Bob Judd, DVM, DABVP (Equine Medicine), DABVP (Canine and Feline Practice)
If a natural disaster affects your home, it is terrible and can be much more difficult if you have livestock. Livestock can be even more difficult to handle during a disaster due to their size. Most livestock, except horses, are not well trained.
According to Dr. Erin Gatz, DVM, from Texas Veterinary Medical Association, in the online publication TexVetPets, it is important to have current medical records of vaccination and disease testing, such as Coggins test reports, for your horses. Have pictures of your horses and, ideally, have your horses microchipped.

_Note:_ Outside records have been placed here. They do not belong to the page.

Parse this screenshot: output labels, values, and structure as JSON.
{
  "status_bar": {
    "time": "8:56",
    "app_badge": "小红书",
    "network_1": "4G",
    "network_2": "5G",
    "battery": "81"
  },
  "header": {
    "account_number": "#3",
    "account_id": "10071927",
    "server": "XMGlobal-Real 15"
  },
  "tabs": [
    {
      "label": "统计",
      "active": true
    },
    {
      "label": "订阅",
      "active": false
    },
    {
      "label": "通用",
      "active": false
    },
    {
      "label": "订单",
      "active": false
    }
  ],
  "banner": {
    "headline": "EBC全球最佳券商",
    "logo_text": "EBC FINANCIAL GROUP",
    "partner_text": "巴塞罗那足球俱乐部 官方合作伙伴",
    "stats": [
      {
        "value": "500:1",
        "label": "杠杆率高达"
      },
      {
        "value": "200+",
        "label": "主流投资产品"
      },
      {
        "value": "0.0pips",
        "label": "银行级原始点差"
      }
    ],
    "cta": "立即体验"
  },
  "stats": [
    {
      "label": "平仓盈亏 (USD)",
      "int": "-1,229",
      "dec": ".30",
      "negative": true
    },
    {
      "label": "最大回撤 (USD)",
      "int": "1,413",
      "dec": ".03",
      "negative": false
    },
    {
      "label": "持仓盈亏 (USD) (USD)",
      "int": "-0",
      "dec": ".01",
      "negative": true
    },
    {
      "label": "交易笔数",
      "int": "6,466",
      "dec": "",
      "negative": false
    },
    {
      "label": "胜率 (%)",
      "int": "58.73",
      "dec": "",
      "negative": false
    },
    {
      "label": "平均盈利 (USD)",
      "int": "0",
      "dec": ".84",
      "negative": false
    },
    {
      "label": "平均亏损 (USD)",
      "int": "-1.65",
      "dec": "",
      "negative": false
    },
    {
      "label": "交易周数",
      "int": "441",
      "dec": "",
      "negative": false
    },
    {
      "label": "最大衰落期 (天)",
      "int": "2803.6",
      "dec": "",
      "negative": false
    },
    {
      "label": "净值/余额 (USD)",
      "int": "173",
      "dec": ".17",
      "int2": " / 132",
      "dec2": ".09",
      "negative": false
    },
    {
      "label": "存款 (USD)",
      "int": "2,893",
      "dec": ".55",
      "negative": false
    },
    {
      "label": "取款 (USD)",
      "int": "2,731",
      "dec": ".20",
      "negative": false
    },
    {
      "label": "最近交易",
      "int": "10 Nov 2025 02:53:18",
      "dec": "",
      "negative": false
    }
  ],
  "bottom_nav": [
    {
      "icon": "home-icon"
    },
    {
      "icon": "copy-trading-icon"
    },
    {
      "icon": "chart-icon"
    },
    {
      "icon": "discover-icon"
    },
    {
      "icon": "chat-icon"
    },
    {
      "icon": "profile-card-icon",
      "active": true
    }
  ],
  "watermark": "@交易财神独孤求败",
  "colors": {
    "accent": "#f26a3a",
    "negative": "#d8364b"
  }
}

Keep ear tags on small ruminants and tags or brands on cattle for identification during an emergency or disaster. A non-toxic paint can be used on cows for short-term identification.
Have a set evacuation route as part of a written evacuation plan. Generally, the local police department will decide the best routes.
Determine the best area with the highest ground nearby, and, if possible, a shelter to pasture livestock in case of a flood. You may be able to evacuate some of your livestock depending on the amount of time you have, and the number of livestock involved.
Check to make sure your trailer and trucks used to haul livestock are in good shape. This includes having good tires on the vehicles. If you are using your trailer as a storage area, clean it out if possible, so it is ready when you receive notice of a potentially threatening event.
Have at least 3 days of feed and water available, and plan ahead by knowing where you can take your horses and other livestock in a disaster.